Kecuali dia benar-benar tidak mau tinggal lagi, tidak ingin menyelamatkan pernikahan yang sudah hancur berantakan ini.
Gisella berusaha menenangkan perasaannya yang kacau, lalu membawa sarapan keluar. Di ruang tamu, wanita itu malah duduk dengan seenaknya di pangkuan Juvent.
Gisella sangat ingin berpura-pura tidak melihat. Dia menaruh sarapan di meja dengan pandangan lurus ke depan.
Wanita itu dengan manja mengambil sebuah pangsit goreng. Mulutnya membentuk seperti huruf O. "Tuan Muda Juvent, biar Lili menyuapimu, ya?"
Hati Gisella terguncang. Jari rampingnya mengepal erat sampai memutih.
"Manis sekali, nggak seperti wanita tertentu yang jelas-jelas hina, tapi masih sok suci. Paling memuakkan," kata Juvent sambil menyantap pangsit itu dan mengunyah pelan. Ucapannya jelas mengarah pada seseorang.
Gisella tentu tahu siapa wanita yang Juvent maksud. Dia hanya ingin berpura-pura bodoh dan pergi. Mungkin dengan tidak melihat dan tidak mendengar, dia akan merasa lebih baik.
Namun, Juvent tidak memberinya kesempatan. Dia membentak dengan dingin, "Berhenti! Siapa yang mengizinkanmu pergi? Tunggu di samping!"
Lili yang peka pun menyadari keanehan. Dia memprovokasi, "Tuan Muda Juvent, pembantumu ini sombong sekali. Aku sampai nggak selera untuk sarapan."
Juvent berkata dengan lembut sembari mengangkat dagu wanita itu, "Sayang, kamu mau apa?"
Tebersit kilat redup di mata Lili. Dia berkata iseng, "Sepatu hak tinggiku baru saja kotor, harus dibersihkan."
Juvent langsung memerintahi Gisella, "Apa kamu tuli? Cepat bersihkan!"
Gisella tercengang memandangi pria berwajah datar itu. Suara yang keluar seolah-olah bukan miliknya, serak dan parau, "Kamu benar-benar mau aku membersihkan sepatunya?"

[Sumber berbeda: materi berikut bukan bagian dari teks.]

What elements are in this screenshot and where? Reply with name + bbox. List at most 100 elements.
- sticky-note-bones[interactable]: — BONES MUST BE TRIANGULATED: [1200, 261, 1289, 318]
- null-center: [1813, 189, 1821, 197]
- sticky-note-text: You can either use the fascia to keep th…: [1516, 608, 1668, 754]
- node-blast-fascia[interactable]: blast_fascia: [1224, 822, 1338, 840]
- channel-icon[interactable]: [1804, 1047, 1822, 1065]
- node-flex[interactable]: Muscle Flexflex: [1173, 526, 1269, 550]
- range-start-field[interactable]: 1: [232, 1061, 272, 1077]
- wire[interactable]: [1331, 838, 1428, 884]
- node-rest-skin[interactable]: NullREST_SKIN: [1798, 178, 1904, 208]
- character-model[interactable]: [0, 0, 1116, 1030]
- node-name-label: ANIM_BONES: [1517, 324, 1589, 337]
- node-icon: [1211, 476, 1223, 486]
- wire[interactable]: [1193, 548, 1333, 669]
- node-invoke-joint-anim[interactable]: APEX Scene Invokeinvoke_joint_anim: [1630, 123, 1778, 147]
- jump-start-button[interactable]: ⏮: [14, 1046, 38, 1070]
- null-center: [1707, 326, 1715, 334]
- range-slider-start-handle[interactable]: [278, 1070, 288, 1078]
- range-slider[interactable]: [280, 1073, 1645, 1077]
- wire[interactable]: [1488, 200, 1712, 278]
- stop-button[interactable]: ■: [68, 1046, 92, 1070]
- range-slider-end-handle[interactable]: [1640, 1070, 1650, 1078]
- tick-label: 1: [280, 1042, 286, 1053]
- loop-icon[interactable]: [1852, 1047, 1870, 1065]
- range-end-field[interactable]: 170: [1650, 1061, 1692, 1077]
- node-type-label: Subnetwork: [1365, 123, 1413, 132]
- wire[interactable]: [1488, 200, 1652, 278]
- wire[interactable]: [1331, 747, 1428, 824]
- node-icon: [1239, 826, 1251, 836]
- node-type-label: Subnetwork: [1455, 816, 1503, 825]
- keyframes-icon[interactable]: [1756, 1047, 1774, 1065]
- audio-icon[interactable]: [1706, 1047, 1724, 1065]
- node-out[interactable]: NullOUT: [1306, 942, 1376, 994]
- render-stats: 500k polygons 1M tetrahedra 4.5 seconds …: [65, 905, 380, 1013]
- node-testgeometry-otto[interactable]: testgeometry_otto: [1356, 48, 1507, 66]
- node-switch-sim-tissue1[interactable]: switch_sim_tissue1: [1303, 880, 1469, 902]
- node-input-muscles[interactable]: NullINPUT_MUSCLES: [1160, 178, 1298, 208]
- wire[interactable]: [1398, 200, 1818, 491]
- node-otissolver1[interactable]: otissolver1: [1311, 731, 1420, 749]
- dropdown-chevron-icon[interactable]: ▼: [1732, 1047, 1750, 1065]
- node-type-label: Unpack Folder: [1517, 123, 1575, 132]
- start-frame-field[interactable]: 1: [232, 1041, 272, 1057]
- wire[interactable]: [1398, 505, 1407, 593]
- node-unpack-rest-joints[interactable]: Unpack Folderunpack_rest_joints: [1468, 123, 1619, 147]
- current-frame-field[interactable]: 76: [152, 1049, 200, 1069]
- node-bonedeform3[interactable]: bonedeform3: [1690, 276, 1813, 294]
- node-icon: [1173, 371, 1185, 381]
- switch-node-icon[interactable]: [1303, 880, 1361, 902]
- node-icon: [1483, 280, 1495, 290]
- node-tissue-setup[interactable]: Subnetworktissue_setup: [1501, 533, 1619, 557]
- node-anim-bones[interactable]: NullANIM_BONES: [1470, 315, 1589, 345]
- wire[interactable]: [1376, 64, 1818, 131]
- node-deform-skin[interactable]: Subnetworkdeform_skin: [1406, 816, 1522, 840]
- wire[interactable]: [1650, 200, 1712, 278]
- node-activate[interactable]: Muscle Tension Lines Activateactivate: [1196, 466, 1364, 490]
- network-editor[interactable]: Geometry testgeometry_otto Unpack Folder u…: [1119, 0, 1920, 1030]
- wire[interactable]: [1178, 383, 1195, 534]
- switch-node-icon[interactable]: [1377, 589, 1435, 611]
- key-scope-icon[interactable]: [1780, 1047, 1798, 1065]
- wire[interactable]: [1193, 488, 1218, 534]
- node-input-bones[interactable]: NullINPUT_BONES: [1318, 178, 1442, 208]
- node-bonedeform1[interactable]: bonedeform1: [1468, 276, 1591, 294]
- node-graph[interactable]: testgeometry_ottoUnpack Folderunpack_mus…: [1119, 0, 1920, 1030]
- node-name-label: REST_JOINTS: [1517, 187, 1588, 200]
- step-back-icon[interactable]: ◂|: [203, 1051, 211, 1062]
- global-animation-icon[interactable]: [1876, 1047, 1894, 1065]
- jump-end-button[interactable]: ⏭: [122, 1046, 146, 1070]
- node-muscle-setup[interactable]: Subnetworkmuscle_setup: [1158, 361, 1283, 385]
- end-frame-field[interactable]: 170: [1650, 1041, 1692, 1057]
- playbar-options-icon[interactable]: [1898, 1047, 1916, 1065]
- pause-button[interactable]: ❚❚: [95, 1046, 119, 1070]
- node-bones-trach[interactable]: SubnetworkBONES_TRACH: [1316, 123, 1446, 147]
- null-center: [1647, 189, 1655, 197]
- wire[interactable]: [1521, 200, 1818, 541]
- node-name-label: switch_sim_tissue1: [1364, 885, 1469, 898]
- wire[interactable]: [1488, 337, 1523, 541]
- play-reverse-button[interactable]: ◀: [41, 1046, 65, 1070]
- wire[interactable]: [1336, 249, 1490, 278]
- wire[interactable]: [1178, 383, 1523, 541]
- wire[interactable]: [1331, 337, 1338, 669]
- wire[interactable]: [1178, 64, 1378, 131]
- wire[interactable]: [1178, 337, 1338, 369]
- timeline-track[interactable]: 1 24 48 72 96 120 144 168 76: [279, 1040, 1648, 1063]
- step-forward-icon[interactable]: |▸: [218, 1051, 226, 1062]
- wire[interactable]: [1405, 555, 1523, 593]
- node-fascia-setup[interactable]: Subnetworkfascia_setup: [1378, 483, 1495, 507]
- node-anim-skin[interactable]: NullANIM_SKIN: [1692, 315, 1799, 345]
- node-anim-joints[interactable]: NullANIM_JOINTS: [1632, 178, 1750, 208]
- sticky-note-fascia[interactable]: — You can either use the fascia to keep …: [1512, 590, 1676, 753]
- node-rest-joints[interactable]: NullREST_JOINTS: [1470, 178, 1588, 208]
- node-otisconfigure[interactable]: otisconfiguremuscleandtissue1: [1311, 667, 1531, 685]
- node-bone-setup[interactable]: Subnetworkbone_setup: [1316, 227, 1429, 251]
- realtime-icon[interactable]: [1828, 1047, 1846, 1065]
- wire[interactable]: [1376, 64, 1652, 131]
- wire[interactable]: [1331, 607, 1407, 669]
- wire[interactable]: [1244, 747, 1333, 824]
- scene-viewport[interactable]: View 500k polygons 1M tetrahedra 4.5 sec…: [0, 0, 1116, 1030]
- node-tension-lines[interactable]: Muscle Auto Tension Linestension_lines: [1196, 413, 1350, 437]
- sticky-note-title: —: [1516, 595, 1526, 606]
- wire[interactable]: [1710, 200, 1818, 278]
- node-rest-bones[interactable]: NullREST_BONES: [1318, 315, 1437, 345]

Pria yang dulu di sekolah pernah berlutut untuk mengikat tali sepatunya, yang tak pernah tega membiarkannya tersakiti sedikit pun, sekarang justru ingin menginjak-injaknya seperti ini.
Gisella merasa hatinya ditusuk-tusuk perlahan, dan lubangnya makin besar. Air mata darah hampir habis mengalir.
Wanita itu mengeluh lagi, "Tuan Muda Juvent, sepertinya aku nggak bisa menyuruhnya. Sudahlah, lebih baik aku pergi saja, daripada mengganggu!"
"Gisella, kamu lakukan atau nggak? Dibandingkan perbuatanmu yang menjijikkan, membersihkan sepatu sudah meninggikan derajatmu!" Suara dingin dan marah Juvent bergema di udara, benar-benar menghancurkan total harga diri Gisella.